Monday, November 5, 2012

Sea Turtles on the Beach

A few months ago, Clay went fishing on the coast. While he was there, they told him that he should plan to come back in October, during the full moon to see the sea turtles laying their eggs. How cool is that, right? So we made plans...and invited friends. Unfortunately, I didn't think about getting a picture of all SEVEN kids. We made quite a sight...2 men, myself and 7 mostly blonde kids.

Anyway, we were there to see turtles...even if the kids thought our purpose for the trip was to go swimming! We never did see a momma turtle. Turns out that this is the end of the egg laying season and we should have gone in September. Clay and I did see momma tracks leading from the ocean up to the beach and then back again. And we were able to see lots of babies at the turtle reserves. They collect the eggs, and protect them until they hatch. Then they release the babies back in to the ocean.

We had a great time, although I'm ready to admit that I really don't like sand. When we first got to the beach, Clay said something about living there for a month would be sufficient to enjoy the beach, but then he'd be ready to go back home. I realized that a day was sufficient to live directly on the beach. Especially this beach with it's ultra-fine sand that sticks to everything. Don't get me is beautiful. Especially the sunsets and all the little creatures...but it's HOT even in November!

Isn't this the cutest little thing?

Ryan thought the baby turtles
were pretty cool!
Matthew wasn't too sure what that thing was at first!

These little crabs were everywhere!
And they were quick too!

We spent the night on an island, so we had to cross the
bay in a boat. The kids loved riding up front!

This is the cabin that we rented!


Saturday, November 3, 2012

Dr.

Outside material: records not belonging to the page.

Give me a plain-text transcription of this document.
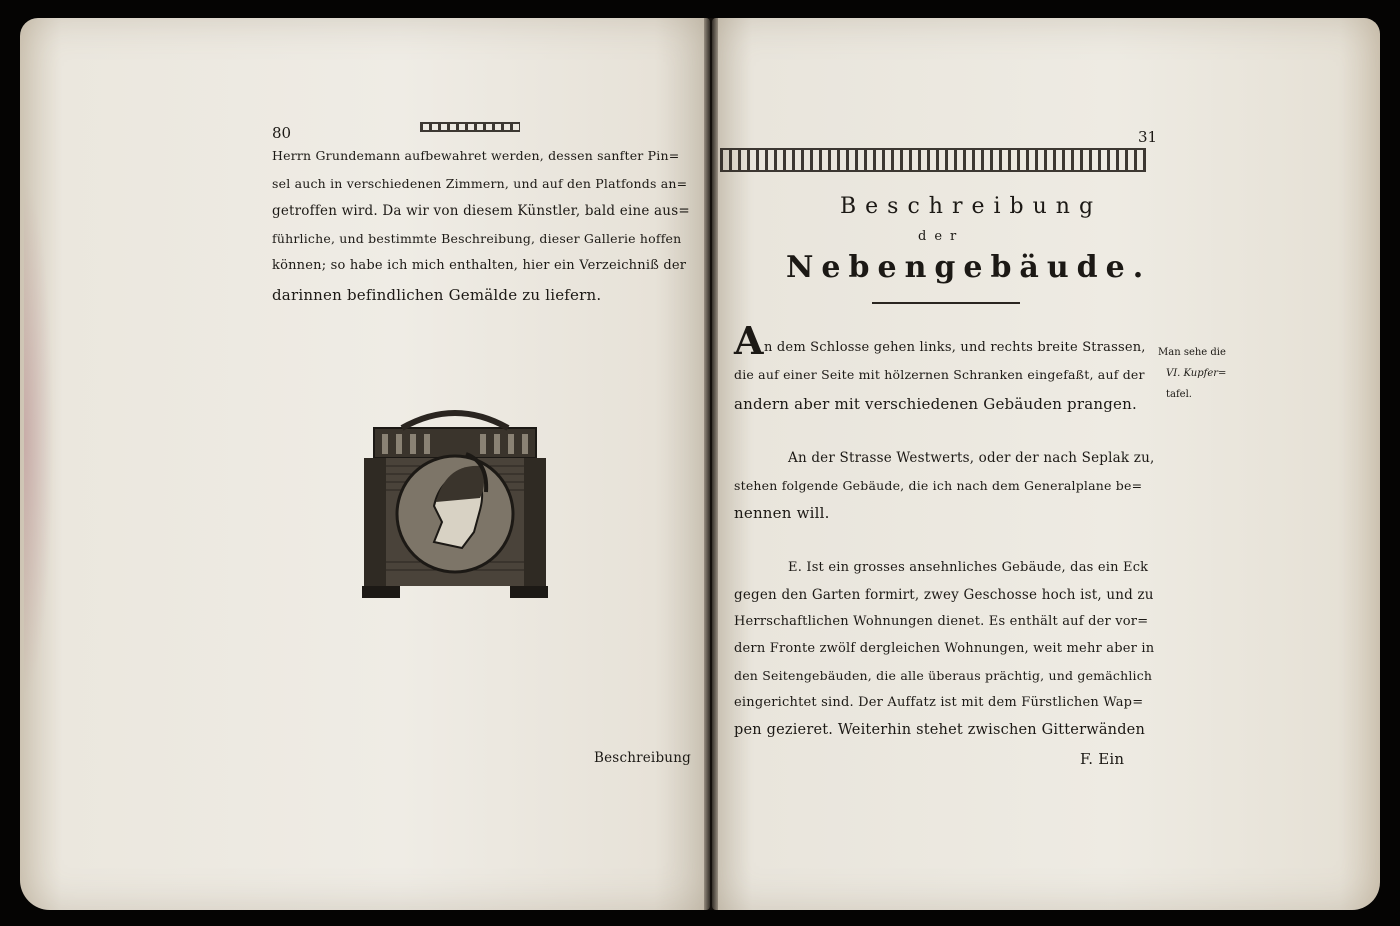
80
Herrn Grundemann aufbewahret werden, dessen sanfter Pin=
sel auch in verschiedenen Zimmern, und auf den Platfonds an=
getroffen wird. Da wir von diesem Künstler, bald eine aus=
führliche, und bestimmte Beschreibung, dieser Gallerie hoffen
können; so habe ich mich enthalten, hier ein Verzeichniß der
darinnen befindlichen Gemälde zu liefern.
Beschreibung
31
Beschreibung
der
Nebengebäude.
A n dem Schlosse gehen links, und rechts breite Strassen,
die auf einer Seite mit hölzernen Schranken eingefaßt, auf der
andern aber mit verschiedenen Gebäuden prangen.
Man sehe die
VI. Kupfer=
tafel.
An der Strasse Westwerts, oder der nach Seplak zu,
stehen folgende Gebäude, die ich nach dem Generalplane be=
nennen will.
E. Ist ein grosses ansehnliches Gebäude, das ein Eck
gegen den Garten formirt, zwey Geschosse hoch ist, und zu
Herrschaftlichen Wohnungen dienet. Es enthält auf der vor=
dern Fronte zwölf dergleichen Wohnungen, weit mehr aber in
den Seitengebäuden, die alle überaus prächtig, und gemächlich
eingerichtet sind. Der Auffatz ist mit dem Fürstlichen Wap=
pen gezieret. Weiterhin stehet zwischen Gitterwänden
F. Ein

Seuss in Mexico?

Fire is hooktuk
Chair is ooktuk
Fan is sooktuk

Ever feel like you live in a Sr. Seuss book?

Yep, that's what we're speaking these days...or at least, we're trying to speak it! The ZK language has no similarities to Spanish because it was a language that was spoken by an indigenous group long before Christopher Columbus ever sailed the ocean blue. It's still spoken in "Pine Hill," especially by the older generation. And the women and children.

I can't wait to have some level of fluency in this language. Or at least a level of comprehension! I've made a friend in "Pine Hill." Her name is Guadalupe, a common name for men and women in Mexico. She's very helpful, very friendly. At least when it's just the two of us chatting. But when she's around the other women, they speak primarily in ZK...leaving me to smile and nod. I'm sure that most of the time they are not talking about me...but then again, I know that they sometimes are. Like when I hear the word "catolica," and they all turn to look at me.

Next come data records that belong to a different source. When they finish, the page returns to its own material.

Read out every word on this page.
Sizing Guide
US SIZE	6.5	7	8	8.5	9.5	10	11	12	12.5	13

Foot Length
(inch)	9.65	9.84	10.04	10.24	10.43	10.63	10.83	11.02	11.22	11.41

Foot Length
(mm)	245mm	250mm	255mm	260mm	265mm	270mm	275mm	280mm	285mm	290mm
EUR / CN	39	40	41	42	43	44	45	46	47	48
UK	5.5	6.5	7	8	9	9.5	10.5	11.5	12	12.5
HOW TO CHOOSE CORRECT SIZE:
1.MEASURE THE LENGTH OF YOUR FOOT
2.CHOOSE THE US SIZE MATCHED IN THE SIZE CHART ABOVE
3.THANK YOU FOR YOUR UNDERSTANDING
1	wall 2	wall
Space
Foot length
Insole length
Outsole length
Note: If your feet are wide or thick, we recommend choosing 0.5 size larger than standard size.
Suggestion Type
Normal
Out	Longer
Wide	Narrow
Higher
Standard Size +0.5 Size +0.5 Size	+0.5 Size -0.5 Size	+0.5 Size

Yep, my friend Guadalupe just told all the women that I'm not Catholic. And now, they're looking at me suspiciously.

"Oh, so you're Adventist."
"No, I'm not Adventist. I'm a Christian. A follower of Jesus Christ."
"Well, if you're not Catholic, you're Adventist."

Oh how I long to speak their language so that I can share what the Good Book says. Many of them, although they declare themselves to Catholic, really have no idea what the Bible says. The freedom from vices, promises of eternal life, hope,'s all in there. And someday, I'll get beyond "hooktuk and ooktuk" to "God's love."